For DEB2DK the EID2L acquisition function shows a quick improvement in the early stages, but the HV-Knee and PID2L show a continuous improvement leading to better results near the end of the optimization process. All the acquisition functions exhibit the same behavior for DO2DK as well.

Fig. 5.

Results for the various benchmark function. Each experiment is repeated 15 times for the DO2DK and the DEB2DK functions, and 10 times for the DEB3DK function. The medians are denoted by the solid lines, while the shaded area represents the area between \(20^{th}\) and \(80^{th}\) percentile.

The last benchmark function, DEB3DK, has three objectives, and, hence, can only be used with the HV-Knee method. Note that the best regret is also negative for this case. The shaded area at the \(170^{th}\) iteration is between \(-21\) and \(-25\), which means the HV-Knee acquisition function was able to find a point that performs much better than the knee point found by NSGA-II.

Figure 6 shows the extracted Pareto front for DTLZ2 [7] benchmark function. Pareto front of the DTLZ2 function is concave. In this case, the DM might prefer one of the extrema, known as the edge knee [24]. As all of the proposed acquisition functions are able to estimate the location of the extrema, and since the shape of the extracted Pareto front using the proposed acquisition functions is concave, the DM can choose one of the extrema as the final solution. PID2L (and also EID2L) return one of the extrema as the best point, but HV-Knee acquisition function prefers a point that is almost in the middle of the front.

Fig. 6.

Extracted Pareto front of the DTLZ2 benchmark function using HV-Knee and PID2L acquisition function (in blue) and NSGA-II algorithm (in red). In both cases, it is clear that the Pareto front is concave, and since both acquisition functions are able to estimate the location of the extrema, one of the extrema can be chosen as the final solution. (Color figure online)

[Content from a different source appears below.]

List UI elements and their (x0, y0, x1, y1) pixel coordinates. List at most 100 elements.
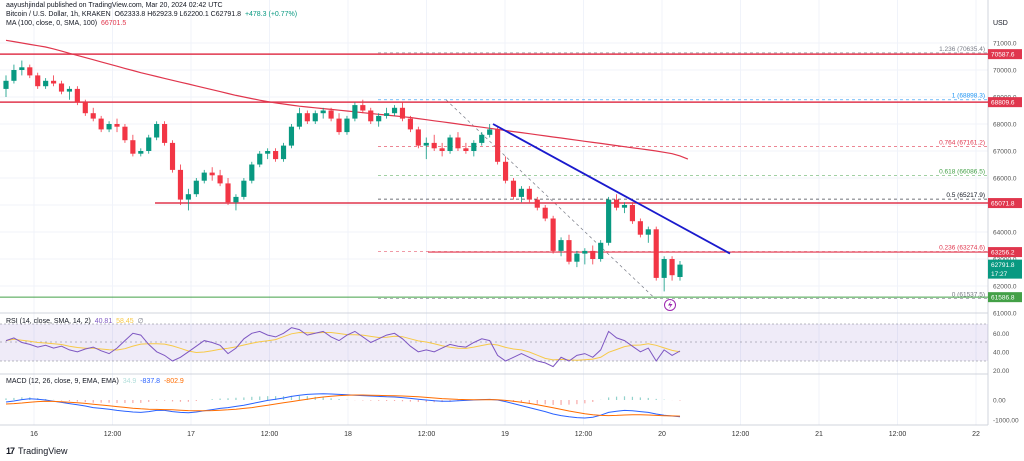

6 Conclusion and Next Steps

In this work we have proposed three acquisition functions for Bayesian Optimization to find attractive solutions (knees) on the Pareto front. These acquisition functions were able to identify the correct knee in a data-efficient manner, using about 200 evaluations (or even less) for a satisfying solution. Identifying a single solution is more efficient than the complete Pareto front, allowing Bayesian Optimization to scale up to more inputs and objectives. The proposed acquisition functions outperformed the ground truth obtained using an expensive NSGA-II approach. However, in some cases EAs are still preferred, for example, when at least one of the objective functions is hard to model with a GP (intractable function, high-input dimension), or when the evaluation of the objective functions is cheap and fast.

The developed acquisition functions alternated between two steps which is more time-consuming than it needs to be. More rigorous approaches will be developed to achieve an automatic balance between finding the extrema and identifying the knee. This will reduce the number of required evaluations further. Moreover, the proposed methods only focused on the global knee. If there is more than one knee in the Pareto front, they often remain unexplored. Current approaches will be extended, so other knees are also explored.